Она взяла меня за руку:
— Я так боюсь, что у ребенка будет лицо Антона. Я хочу, чтобы наш ребенок был похож на тебя!
В первый раз она сказала мне о своих страхах. Я взял ее руку и поцеловал.
— У меня есть одна тайна, — вымолвил я. — У меня был отец. Самый ужасный человек из всех, кого я только знал. Безобразный. И очень злой. И поэтому, покуда ты не увидишь во мне этого ужасного человека, не опасайся за нашего ребенка. Я не могу сказать тебе, кем станет этот ребенок, но обещаю: он не будет таким, как его отец.

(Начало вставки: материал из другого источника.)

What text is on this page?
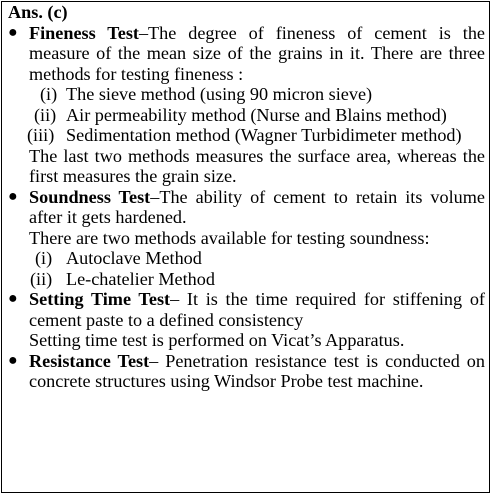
Ans. (c)
● Fineness Test–The degree of fineness of cement is the measure of the mean size of the grains in it. There are three methods for testing fineness :
(i) The sieve method (using 90 micron sieve)
(ii) Air permeability method (Nurse and Blains method)
(iii) Sedimentation method (Wagner Turbidimeter method)
The last two methods measures the surface area, whereas the first measures the grain size.
● Soundness Test–The ability of cement to retain its volume after it gets hardened.
There are two methods available for testing soundness:
(i) Autoclave Method
(ii) Le-chatelier Method
● Setting Time Test– It is the time required for stiffening of cement paste to a defined consistency
Setting time test is performed on Vicat’s Apparatus.
● Resistance Test– Penetration resistance test is conducted on concrete structures using Windsor Probe test machine.
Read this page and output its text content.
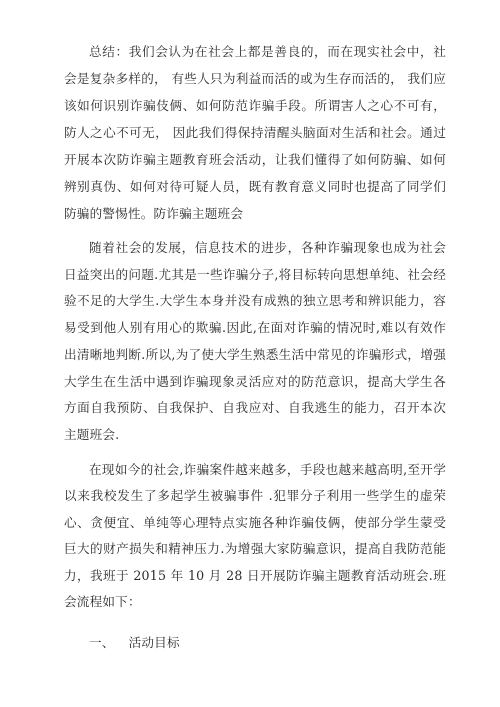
总结：我们会认为在社会上都是善良的，而在现实社会中，社会是复杂多样的， 有些人只为利益而活的或为生存而活的， 我们应该如何识别诈骗伎俩、如何防范诈骗手段。所谓害人之心不可有，防人之心不可无， 因此我们得保持清醒头脑面对生活和社会。通过开展本次防诈骗主题教育班会活动，让我们懂得了如何防骗、如何辨别真伪、如何对待可疑人员，既有教育意义同时也提高了同学们防骗的警惕性。防诈骗主题班会

随着社会的发展，信息技术的进步，各种诈骗现象也成为社会日益突出的问题.尤其是一些诈骗分子,将目标转向思想单纯、社会经验不足的大学生.大学生本身并没有成熟的独立思考和辨识能力，容易受到他人别有用心的欺骗.因此,在面对诈骗的情况时,难以有效作出清晰地判断.所以,为了使大学生熟悉生活中常见的诈骗形式，增强大学生在生活中遇到诈骗现象灵活应对的防范意识，提高大学生各方面自我预防、自我保护、自我应对、自我逃生的能力，召开本次主题班会.

在现如今的社会,诈骗案件越来越多，手段也越来越高明,至开学以来我校发生了多起学生被骗事件 .犯罪分子利用一些学生的虚荣心、贪便宜、单纯等心理特点实施各种诈骗伎俩，使部分学生蒙受巨大的财产损失和精神压力.为增强大家防骗意识，提高自我防范能力，我班于 2015 年 10 月 28 日开展防诈骗主题教育活动班会.班会流程如下：

一、 活动目标
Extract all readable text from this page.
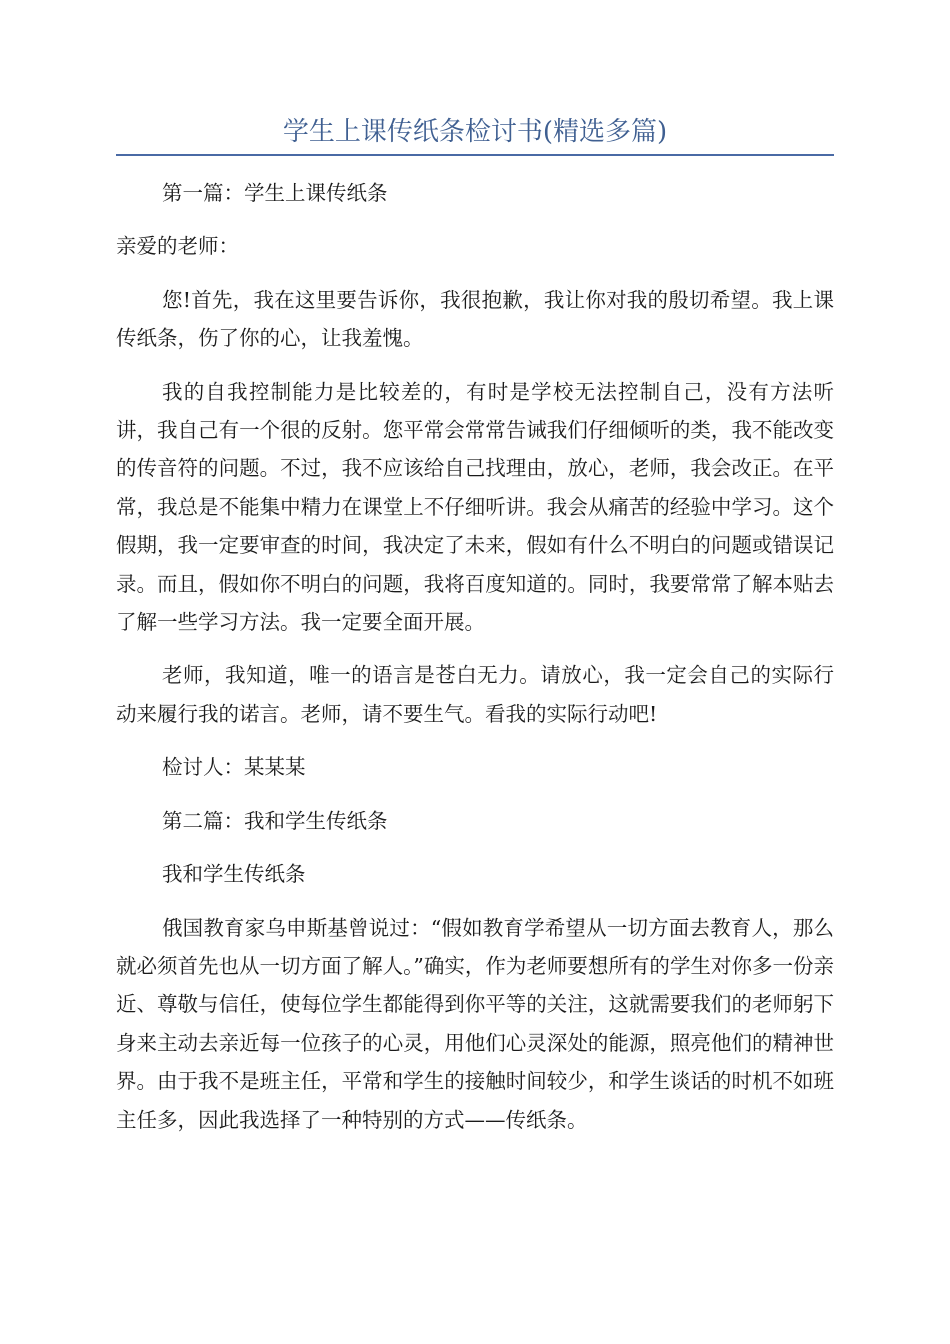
学生上课传纸条检讨书(精选多篇)

第一篇：学生上课传纸条

亲爱的老师：

您!首先，我在这里要告诉你，我很抱歉，我让你对我的殷切希望。我上课传纸条，伤了你的心，让我羞愧。

我的自我控制能力是比较差的，有时是学校无法控制自己，没有方法听讲，我自己有一个很的反射。您平常会常常告诫我们仔细倾听的类，我不能改变的传音符的问题。不过，我不应该给自己找理由，放心，老师，我会改正。在平常，我总是不能集中精力在课堂上不仔细听讲。我会从痛苦的经验中学习。这个假期，我一定要审查的时间，我决定了未来，假如有什么不明白的问题或错误记录。而且，假如你不明白的问题，我将百度知道的。同时，我要常常了解本贴去了解一些学习方法。我一定要全面开展。

老师，我知道，唯一的语言是苍白无力。请放心，我一定会自己的实际行动来履行我的诺言。老师，请不要生气。看我的实际行动吧!

检讨人：某某某

第二篇：我和学生传纸条

我和学生传纸条

俄国教育家乌申斯基曾说过：“假如教育学希望从一切方面去教育人，那么就必须首先也从一切方面了解人。”确实，作为老师要想所有的学生对你多一份亲近、尊敬与信任，使每位学生都能得到你平等的关注，这就需要我们的老师躬下身来主动去亲近每一位孩子的心灵，用他们心灵深处的能源，照亮他们的精神世界。由于我不是班主任，平常和学生的接触时间较少，和学生谈话的时机不如班主任多，因此我选择了一种特别的方式——传纸条。
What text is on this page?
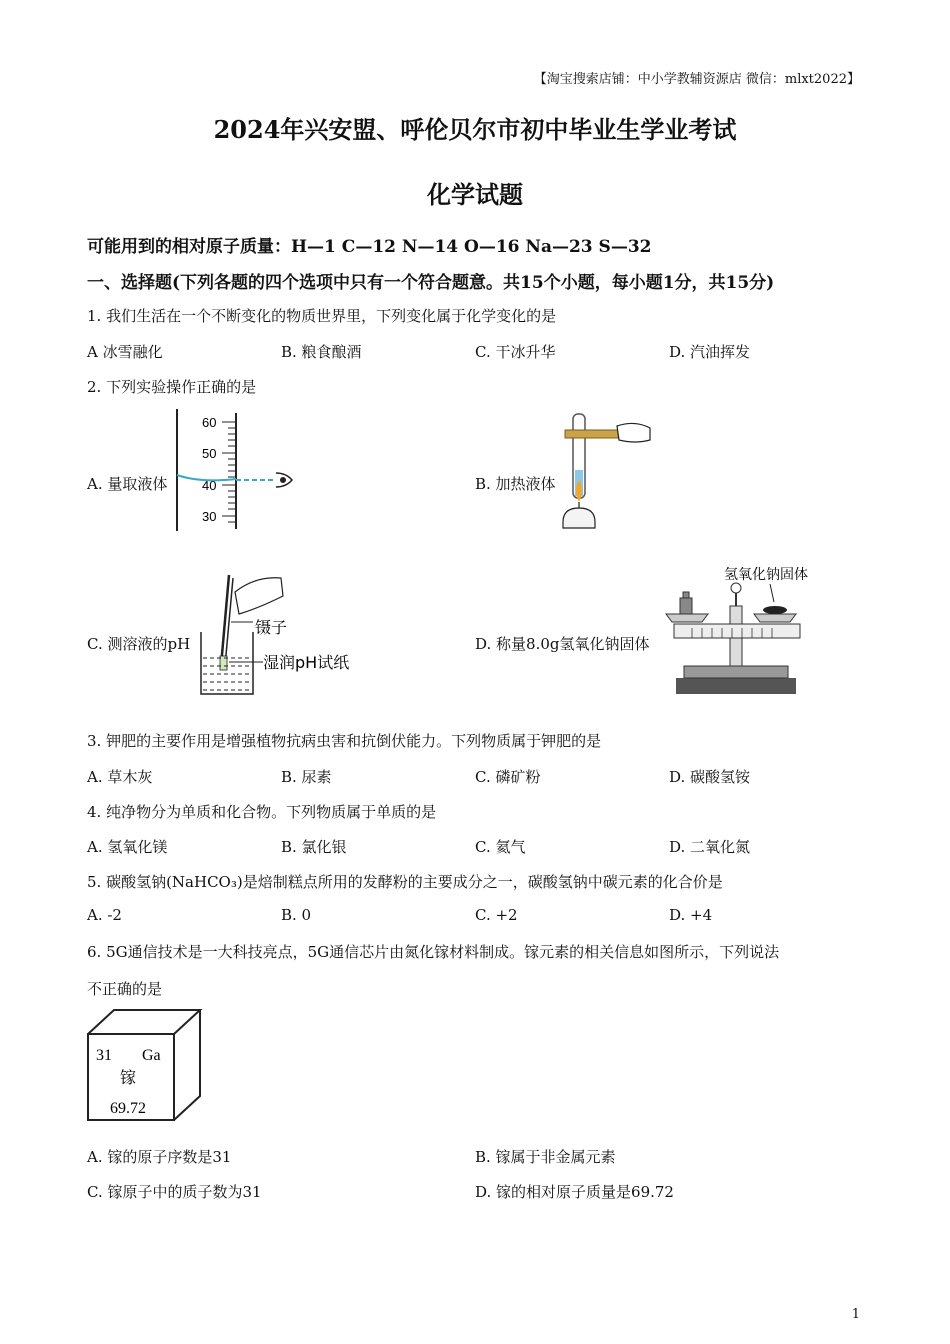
【淘宝搜索店铺：中小学教辅资源店 微信：mlxt2022】
2024年兴安盟、呼伦贝尔市初中毕业生学业考试
化学试题
可能用到的相对原子质量：H—1 C—12 N—14 O—16 Na—23 S—32
一、选择题(下列各题的四个选项中只有一个符合题意。共15个小题，每小题1分，共15分)
1. 我们生活在一个不断变化的物质世界里，下列变化属于化学变化的是
A 冰雪融化	B. 粮食酿酒	C. 干冰升华	D. 汽油挥发
2. 下列实验操作正确的是
A. 量取液体	B. 加热液体
C. 测溶液的pH	D. 称量8.0g氢氧化钠固体
60
50
40
30
镊子
湿润pH试纸
氢氧化钠固体
3. 钾肥的主要作用是增强植物抗病虫害和抗倒伏能力。下列物质属于钾肥的是
A. 草木灰	B. 尿素	C. 磷矿粉	D. 碳酸氢铵
4. 纯净物分为单质和化合物。下列物质属于单质的是
A. 氢氧化镁	B. 氯化银	C. 氦气	D. 二氧化氮
5. 碳酸氢钠(NaHCO₃)是焙制糕点所用的发酵粉的主要成分之一，碳酸氢钠中碳元素的化合价是
A. -2	B. 0	C. +2	D. +4
6. 5G通信技术是一大科技亮点，5G通信芯片由氮化镓材料制成。镓元素的相关信息如图所示，下列说法
不正确的是
31 Ga
镓
69.72
A. 镓的原子序数是31	B. 镓属于非金属元素
C. 镓原子中的质子数为31	D. 镓的相对原子质量是69.72
1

Она сжала мне руку, и я был счастлив увидеть, что это успокоило ее, даже несмотря на то, что при следующих потугах она зажмурила глаза и застонала. Когда очередные схватки закончились, открылась дверь, и Тассо ввел в комнату Hebamme. Она была высокой и тощей, с жесткими седыми волосами. И нахмурилась при виде набитой людьми комнаты. Но только и всего. Многие Hebamme из Инненштадта изумленно взглянули бы на эту сцену и бросились прочь: дама, одна, с четырьмя мужчинами, ни один из которых не доводится отцом ее ребенку! Но эта женщина, закалившаяся на улицах, где полно борделей, на улицах, где матерями становятся девочки, зачерствевшая душой из-за женщин, желающих убить существо, зародившееся внутри них, — эта женщина вопросов не задавала.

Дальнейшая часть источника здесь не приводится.